Pelanggaran Dan Kekerasan Dalam Pemilu

Lebih lanjut, JPA mendapati berbagai bentuk pelanggaran pemilu. Seperti kampanye hitam, pelanggaran alat peraga, dan sengketa hasil. Pelanggaran yang paling banyak terjadi adalah intimidasi dan kampanye hitam.

“Yang tertinggi terjadi di Aceh Utara, yakni 22 kasus. Banda Aceh berada dibawahnya, sebanyak 20 kasus,” papar Chairul Fahmi.

Sedangkan tindak kekerasan terparah dalam kurun waktu satu bulan terakhir adalah serangan terhadap kantor dan fasilitas parpol maupun caleg dari parpol. Sudah tercatat 17 kasus yang terjadi. Lalu kekerasan terhadap individu yang mencapai 8 kasus. Kekerasan terakhir terjadi di Bireuen yang tidak hanya merusak fasilitas, tetapi juga menelan korban nyawa bayi berusia 1,5 tahun.

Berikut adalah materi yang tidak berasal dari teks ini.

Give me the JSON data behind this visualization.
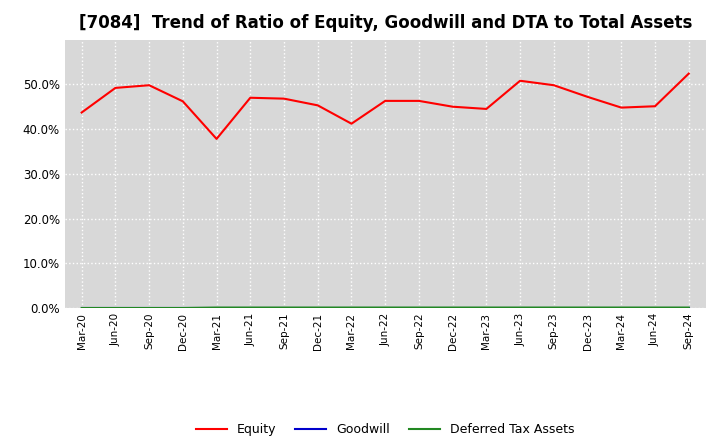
{
  "title": "[7084]  Trend of Ratio of Equity, Goodwill and DTA to Total Assets",
  "x_labels": [
    "Mar-20",
    "Jun-20",
    "Sep-20",
    "Dec-20",
    "Mar-21",
    "Jun-21",
    "Sep-21",
    "Dec-21",
    "Mar-22",
    "Jun-22",
    "Sep-22",
    "Dec-22",
    "Mar-23",
    "Jun-23",
    "Sep-23",
    "Dec-23",
    "Mar-24",
    "Jun-24",
    "Sep-24"
  ],
  "equity": [
    0.437,
    0.492,
    0.498,
    0.462,
    0.378,
    0.47,
    0.468,
    0.453,
    0.412,
    0.463,
    0.463,
    0.45,
    0.445,
    0.508,
    0.498,
    0.472,
    0.448,
    0.451,
    0.524
  ],
  "goodwill": [
    0.0,
    0.0,
    0.0,
    0.0,
    0.0,
    0.0,
    0.0,
    0.0,
    0.0,
    0.0,
    0.0,
    0.0,
    0.0,
    0.0,
    0.0,
    0.0,
    0.0,
    0.0,
    0.0
  ],
  "dta": [
    0.0,
    0.0,
    0.0,
    0.0,
    0.001,
    0.001,
    0.001,
    0.001,
    0.001,
    0.001,
    0.001,
    0.001,
    0.001,
    0.001,
    0.001,
    0.001,
    0.001,
    0.001,
    0.001
  ],
  "equity_color": "#ff0000",
  "goodwill_color": "#0000cc",
  "dta_color": "#228822",
  "ylim": [
    0.0,
    0.6
  ],
  "yticks": [
    0.0,
    0.1,
    0.2,
    0.3,
    0.4,
    0.5
  ],
  "background_color": "#ffffff",
  "plot_bg_color": "#d8d8d8",
  "grid_color": "#ffffff",
  "title_fontsize": 12,
  "legend_labels": [
    "Equity",
    "Goodwill",
    "Deferred Tax Assets"
  ]
}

Tercatat 54 kasus kekerasan terjadi sepanjang bulan Maret. Informasi yang bersumber dari database Aceh Institute dan Forum LSM Aceh ini menyebutkan, kabupaten Aceh Utara menempati ranking  tertinggi dengan 26 kasus, disusul kabupaten Aceh Selatan seyak 11 kasus.

“Melihat fakta yang terjadi di lapangan, menjelang hari pemilihan merupakan fase yang sangat krusial dan rawan. Karena itu harus terus dikawal oleh semua pihak,” kata Chairul. Atas temuan tersebut, JPA menyampaikan beberapa poin kesimpulan dan rekomendasi:

  • JPA Mendesak polisi agar mengungkap aktor intelektual dibalik aksi penembakan yang telah menelan korban rakyat sipil.
  • Pemerintah Daerah harus netral dan tidak memihak. Membangun komunikasi lintas politik tidak cukup hanya dengan deklarasi damai saja, tapi harus ditindaklanjuti dengan komunikasi yang konstruktif.
  • Peran ulama dan tokoh agama sangat penting untuk mendidik massa di tingkat akar rumput agar tidak mudah terprovokasi.
  • KIP dan Bawaslu sebagai penyelenggara pemilu harus berkordinasi secara optimal.